The results showed an equal mean and standard deviation. Risk, often defined as the uncertainty of returns, is commonly measured by calculating the standard deviation of returns. The lower the standard deviation, the lower the risk. At first, it seems neither approach yields any difference, especially with the mean and standard deviation being equal. But stock picking resulted in a comparatively higher kurtosis, which just means more of the deviation is due to a few extreme differences from the mean. A fisherman's net catches all types of fish, but fish that are too small like minnows will pass through the net and too large like whale sharks will break the net. Facing increasing chances of minnows or whales sharks would be financially unfavorable to a fisherman.
For a brief explanation on kurtosis, let's look first at a normal distribution (following chart), where returns cluster around the mean with 99.73% within and .27% beyond 3 standard deviations of the mean. So a tail outcome has only .27% chance of occurring.
When kurtosis increases while the standard deviation stays the same, more of the deviation is due to fatter tails in the distribution. This increases the chances of a tail event.
Probabilities that are extremely low are a special case and are sometimes overlooked. Harvard's Public Health Center for Risk Analysis calculated the probability of a fatal car accident to be .000149. Some take numerous precautions to reduce accident risk, yet some ignore this risk altogether.
In finance, fatter tails are regarded as undesirable because of the additional risk involved. Though infrequent, more results occur far away from the mean. A sharp positive return would be welcomed. But a sharp negative return could cause great damage to a portfolio. No one wants to increase their chances of a car accident. Further, a sharp loss has lasting adverse effects. A sharp gain/loss followed by a sharp loss/gain of the same percent does not get you back to breakeven in nominal terms.

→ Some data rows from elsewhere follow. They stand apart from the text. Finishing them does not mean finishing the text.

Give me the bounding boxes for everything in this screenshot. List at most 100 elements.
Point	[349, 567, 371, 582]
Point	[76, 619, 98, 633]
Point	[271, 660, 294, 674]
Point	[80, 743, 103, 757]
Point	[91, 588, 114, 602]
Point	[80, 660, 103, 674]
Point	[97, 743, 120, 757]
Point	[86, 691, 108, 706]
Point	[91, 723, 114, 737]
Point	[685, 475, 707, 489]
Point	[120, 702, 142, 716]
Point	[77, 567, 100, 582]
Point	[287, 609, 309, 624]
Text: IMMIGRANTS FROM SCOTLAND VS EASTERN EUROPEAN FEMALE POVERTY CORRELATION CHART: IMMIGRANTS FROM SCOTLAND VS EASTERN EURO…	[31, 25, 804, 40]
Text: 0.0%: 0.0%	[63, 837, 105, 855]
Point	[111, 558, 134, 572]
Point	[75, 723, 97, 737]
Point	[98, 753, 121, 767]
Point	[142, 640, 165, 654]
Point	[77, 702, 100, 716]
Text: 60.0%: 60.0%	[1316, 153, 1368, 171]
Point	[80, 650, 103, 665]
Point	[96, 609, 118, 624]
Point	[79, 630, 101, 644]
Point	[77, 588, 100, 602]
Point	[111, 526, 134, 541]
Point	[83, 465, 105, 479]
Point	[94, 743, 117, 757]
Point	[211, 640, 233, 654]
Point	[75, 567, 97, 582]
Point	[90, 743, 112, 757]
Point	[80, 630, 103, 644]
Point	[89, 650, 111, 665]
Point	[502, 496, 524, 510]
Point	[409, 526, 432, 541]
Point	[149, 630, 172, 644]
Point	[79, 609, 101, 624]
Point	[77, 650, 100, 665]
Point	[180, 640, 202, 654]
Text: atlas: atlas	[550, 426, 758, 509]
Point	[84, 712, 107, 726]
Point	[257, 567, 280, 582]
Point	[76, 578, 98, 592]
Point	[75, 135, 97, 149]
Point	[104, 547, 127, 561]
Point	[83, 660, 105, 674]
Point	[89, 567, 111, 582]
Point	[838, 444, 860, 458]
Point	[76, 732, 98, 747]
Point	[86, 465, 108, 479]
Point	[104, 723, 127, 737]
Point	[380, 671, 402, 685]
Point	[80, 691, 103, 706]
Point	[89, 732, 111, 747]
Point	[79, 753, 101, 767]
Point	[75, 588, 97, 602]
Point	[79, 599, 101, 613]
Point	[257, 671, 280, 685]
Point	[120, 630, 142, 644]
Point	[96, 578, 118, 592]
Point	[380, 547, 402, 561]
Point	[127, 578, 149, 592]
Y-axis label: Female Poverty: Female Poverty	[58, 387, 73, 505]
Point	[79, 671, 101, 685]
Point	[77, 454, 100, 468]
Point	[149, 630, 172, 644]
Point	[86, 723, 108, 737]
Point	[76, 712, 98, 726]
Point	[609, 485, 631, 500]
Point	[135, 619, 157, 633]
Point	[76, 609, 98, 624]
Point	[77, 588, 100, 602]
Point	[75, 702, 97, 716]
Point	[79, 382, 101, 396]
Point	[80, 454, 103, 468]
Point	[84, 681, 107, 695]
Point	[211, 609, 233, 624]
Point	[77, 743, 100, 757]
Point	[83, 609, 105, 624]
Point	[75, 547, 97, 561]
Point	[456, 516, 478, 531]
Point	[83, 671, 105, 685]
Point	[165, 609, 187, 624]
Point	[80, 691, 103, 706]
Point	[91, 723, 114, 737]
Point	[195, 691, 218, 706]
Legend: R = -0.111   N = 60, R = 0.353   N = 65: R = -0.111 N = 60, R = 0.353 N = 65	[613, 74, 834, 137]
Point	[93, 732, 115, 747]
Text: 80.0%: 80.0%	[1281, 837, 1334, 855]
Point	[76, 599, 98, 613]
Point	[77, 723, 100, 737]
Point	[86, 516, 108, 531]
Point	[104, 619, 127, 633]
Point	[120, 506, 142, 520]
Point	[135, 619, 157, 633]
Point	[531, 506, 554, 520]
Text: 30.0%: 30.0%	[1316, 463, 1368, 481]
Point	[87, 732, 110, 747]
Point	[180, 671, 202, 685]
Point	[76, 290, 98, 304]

Of course the inverse is also true as lower kurtosis reduces the chance of an extreme event. For the same amount of stock exposure and portfolio rotation, index market timing's kurtosis of -.40 was lower than stock picking's +.16. After repeating the simulation additional times, and then simulating with market data from other periods, we consistently found that index market timing produced lower kurtosis. The idiosyncratic risk of individual stocks is the predominant source of a fatter tail in this comparison study. Many pundits have proclaimed how foolish it is to time the market. We have empirical evidence that active managing in the time domain allows one to reduce the chances of an extreme outcome. The need to calculate tail risk is an important lesson learned from the recent market turbulence. Additionally, more institutional investors have adopted a more dynamic approach to asset allocation3.
The greatest stories told everyday are the fortunes of a stock. The discovery or re-discovery of new and old wonders is creatively foretold in a variety of daily narratives, making possible thought provoking discussion and interesting financial news. Economist Burton Malkiel stated that:
a blindfolded monkey throwing darts at a newspaper's financial pages could select a portfolio that would do just as well as one carefully selected by experts.
The Wall Street Journal ran an expert vs. random dart throwing simulation for 14 years, but declared no clear winner. Our study did not seek to find a winner, but to measure the risk sources between approaches (stock picking & index market timing) regardless of the investment competency of a manager. Overlooked by many, a key to investment success is keeping losses within a comfortable zone. Identifying risk sources and careful strategy selection is important to help reduce sharp negative effects on a portfolio. So investment approaches that minimize tail risk should be considered as a part of your portfolio.
1 using S&P100 constituents as of 12/31/2011. Did not account for constituent changes over 10 yr period for both simulations.
2 cash paid zero interest.
3 Fabozzi, Focardi, & Jonas (2010). Investment Management after the Global Financial Crisis.
Disclaimer: Article is for educational purposes only and does not constitute financial advice.